Far too many supervisors are learning about these challenges through the process of trial and error—at great expense to the agencies and themselves. In this course, federal and state statutes and case law will be utilized to illustrate the potential pitfalls of employee relations in public safety administration and the means by which those liability risks can be managed.
This course is designed to prepare public safety supervisors to take preventative steps to limit supervisor liability, maintain organizational standards and protect employee rights under the law.
Chief Harry P. Dolan’s, (Ret.) Surviving Verbal Conflict® Training Program has been provided to tens of thousands of public safety professionals throughout the country. In response to popular requests, Chief Dolan has developed a train the trainer program providing public safety professionals with the training, tools and material required to train agency personnel in the highly acclaimed Surviving Verbal Conflict® Verbal De-escalation Program.

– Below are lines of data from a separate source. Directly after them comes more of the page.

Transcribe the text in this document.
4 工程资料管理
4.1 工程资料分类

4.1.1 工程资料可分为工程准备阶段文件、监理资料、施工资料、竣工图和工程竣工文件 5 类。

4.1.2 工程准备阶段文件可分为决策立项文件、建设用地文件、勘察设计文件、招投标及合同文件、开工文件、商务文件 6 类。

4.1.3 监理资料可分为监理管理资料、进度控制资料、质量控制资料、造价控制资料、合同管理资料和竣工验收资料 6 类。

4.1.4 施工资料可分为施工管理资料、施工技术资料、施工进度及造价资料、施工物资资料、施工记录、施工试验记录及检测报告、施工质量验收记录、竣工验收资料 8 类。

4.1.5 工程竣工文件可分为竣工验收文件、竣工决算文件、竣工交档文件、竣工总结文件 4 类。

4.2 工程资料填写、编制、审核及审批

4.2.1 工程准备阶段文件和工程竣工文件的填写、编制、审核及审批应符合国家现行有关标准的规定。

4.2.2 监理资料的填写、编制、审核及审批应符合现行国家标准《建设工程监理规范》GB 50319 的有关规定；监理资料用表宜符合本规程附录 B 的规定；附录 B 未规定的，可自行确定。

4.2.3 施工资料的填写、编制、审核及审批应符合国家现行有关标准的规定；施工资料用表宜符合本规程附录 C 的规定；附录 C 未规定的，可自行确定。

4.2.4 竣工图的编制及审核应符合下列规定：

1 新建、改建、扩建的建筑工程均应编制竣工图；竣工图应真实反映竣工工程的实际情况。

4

Surviving Verbal Conflict® Verbal De-escalation Train-the-Trainer course develops and prepares public safety professionals to serve as trainers in Surviving Verbal Conflict®. The 3 ½ day (26 hour) course covers the Surviving Verbal Conflict® course material as well as instructor development content such as how to present the lesson plan & program, student learning styles, and teaching practical exercises. Participants will be provided with all instructor related materials supporting their presentations i.e. SVC PowerPoint presentation, workbooks, practical exercises, as well as ongoing technical support.
Today’s increased service demands and the scrutiny placed upon public safety professionals have resulted in a growing need to master verbal conflict management skills. When negative verbal encounters escalate to the point where physical intervention is used, criticism often results when it is later discovered that there is little evidence of verbal de-escalation techniques employed by officers. This is particularly true when incident video and audio reviews are utilized. In some cases, it has become clear that the verbal actions of the public safety responders served to escalate the situation. Administrators are now asking, “Is this an area in which the training tape has run out? Have we adequately trained our personnel to successfully manage and respond to verbal confrontations in a professional manner?"